Cela faisait deux mois que Martín Landaluce n’avait pas remporté un match sur le circuit. Cette attente est désormais terminée : le tennisman espagnol a battu le Britannique Jack Draper 6-3 et 7-5 lors du premier tour du Masters 1000 de Cincinnati. De quoi mettre un terme à une série de six défaites d’affilée.
Pour s’imposer en deux manches, Landaluce a dû sortir son meilleur tennis… surtout dans la gestion mentale. Après un premier set solide, où le Madrilène a pris l’avantage grâce à une rupture dès le début du match, Draper a fait monter le niveau dans la deuxième manche. Il a mené 5-2, avec en prime un double break à son actif.
À ce moment-là, la pelouse du Lindner Family Tennis Center — qui arbore un nouveau nom pour cette édition — a surtout été le théâtre d’un vrai regain d’énergie côté Landaluce. Il a réussi à remporter trois fois le service de Draper de manière consécutive pour renverser la situation et s’offrir le 7-5 final.
Au total, Landaluce a marqué 74% des points sur son premier service et a converti 5 balles de break sur 13. Un bilan efficace, qui lui permet de se projeter au tour suivant, où il affrontera l’Italien Matteo Arnaldi (numéro 35 mondial).
Un tournoi qui prend l’eau… et pas qu’au sens sportif
Le début du tournoi de Cincinnati ne s’annonce pas de tout repos pour l’organisation, ni pour les supporters. La pluie s’invite comme la principale actrice des premiers jours de compétition.
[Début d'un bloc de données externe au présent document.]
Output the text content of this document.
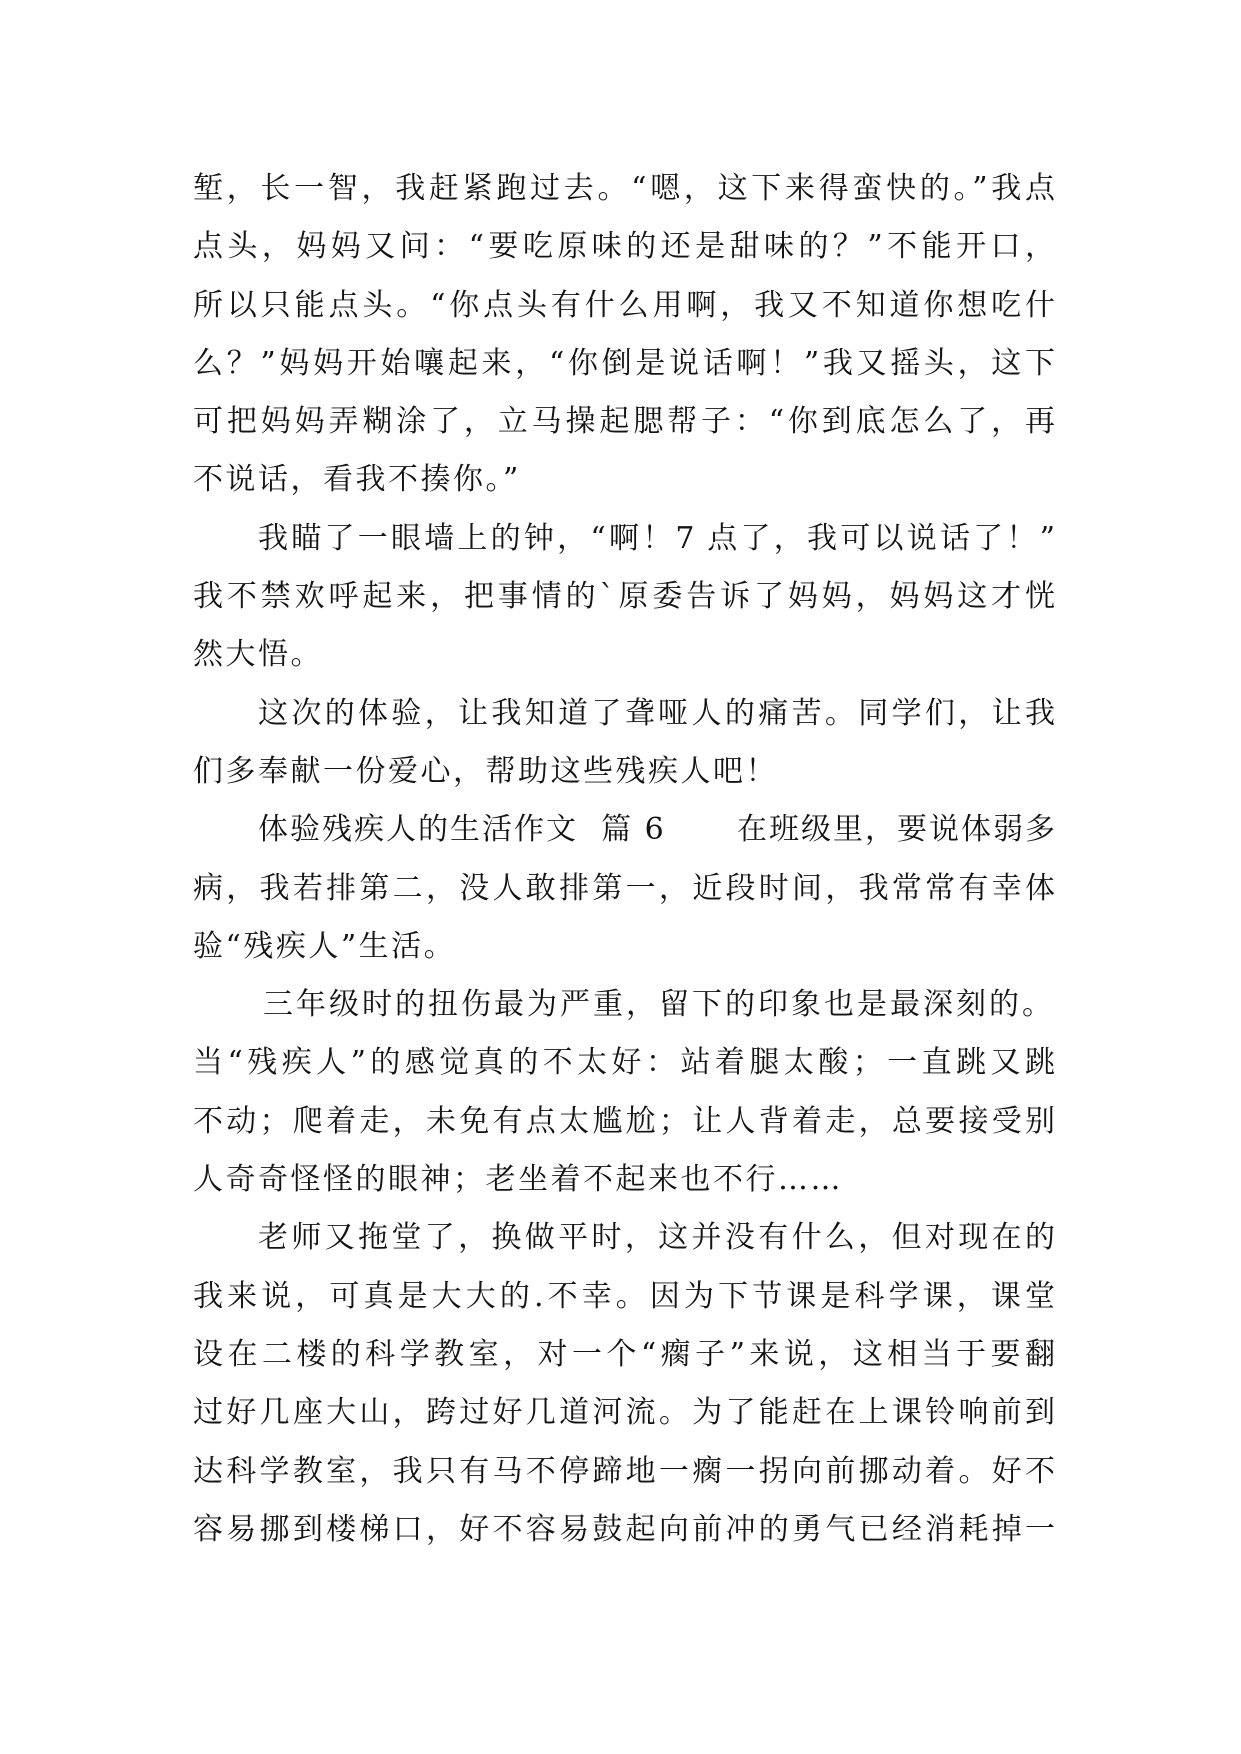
堑，长一智，我赶紧跑过去。“嗯，这下来得蛮快的。”我点
点头，妈妈又问：“要吃原味的还是甜味的？”不能开口，
所以只能点头。“你点头有什么用啊，我又不知道你想吃什
么？”妈妈开始嚷起来，“你倒是说话啊！”我又摇头，这下
可把妈妈弄糊涂了，立马操起腮帮子：“你到底怎么了，再
不说话，看我不揍你。”
我瞄了一眼墙上的钟，“啊！7 点了，我可以说话了！”
我不禁欢呼起来，把事情的`原委告诉了妈妈，妈妈这才恍
然大悟。
这次的体验，让我知道了聋哑人的痛苦。同学们，让我
们多奉献一份爱心，帮助这些残疾人吧！
体验残疾人的生活作文  篇 6 在班级里，要说体弱多
病，我若排第二，没人敢排第一，近段时间，我常常有幸体
验“残疾人”生活。
三年级时的扭伤最为严重，留下的印象也是最深刻的。
当“残疾人”的感觉真的不太好：站着腿太酸；一直跳又跳
不动；爬着走，未免有点太尴尬；让人背着走，总要接受别
人奇奇怪怪的眼神；老坐着不起来也不行……
老师又拖堂了，换做平时，这并没有什么，但对现在的
我来说，可真是大大的.不幸。因为下节课是科学课，课堂
设在二楼的科学教室，对一个“瘸子”来说，这相当于要翻
过好几座大山，跨过好几道河流。为了能赶在上课铃响前到
达科学教室，我只有马不停蹄地一瘸一拐向前挪动着。好不
容易挪到楼梯口，好不容易鼓起向前冲的勇气已经消耗掉一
Hier, la deuxième journée a même été annulée dans sa totalité.
Résultat aujourd’hui : l’organisation a dû regrouper au même calendrier la deuxième ronde des qualifications avec les premiers matchs du tableau principal. Autrement dit, une journée qui ressemble à un puzzle de dernière minute… mais sur terrain, pas sur papier.
Ce n’est pas un cas isolé. L’an dernier, Cincinnati avait déjà connu des situations du même type. Le tournoi appartient depuis 2023 à Ben Navarro, père de la joueuse Emma Navarro. Depuis, il a investi 222 millions de dollars pour améliorer l’événement. Pourtant, la solution aux longs arrêts dus à la pluie reste à trouver dans une période où le calendrier sur surface dure est déjà très chargé.
Points à retenir
- Landaluce a réussi à couper sa mauvaise série en s’imposant en deux manches, avec un vrai tournant dans la deuxième partie du match.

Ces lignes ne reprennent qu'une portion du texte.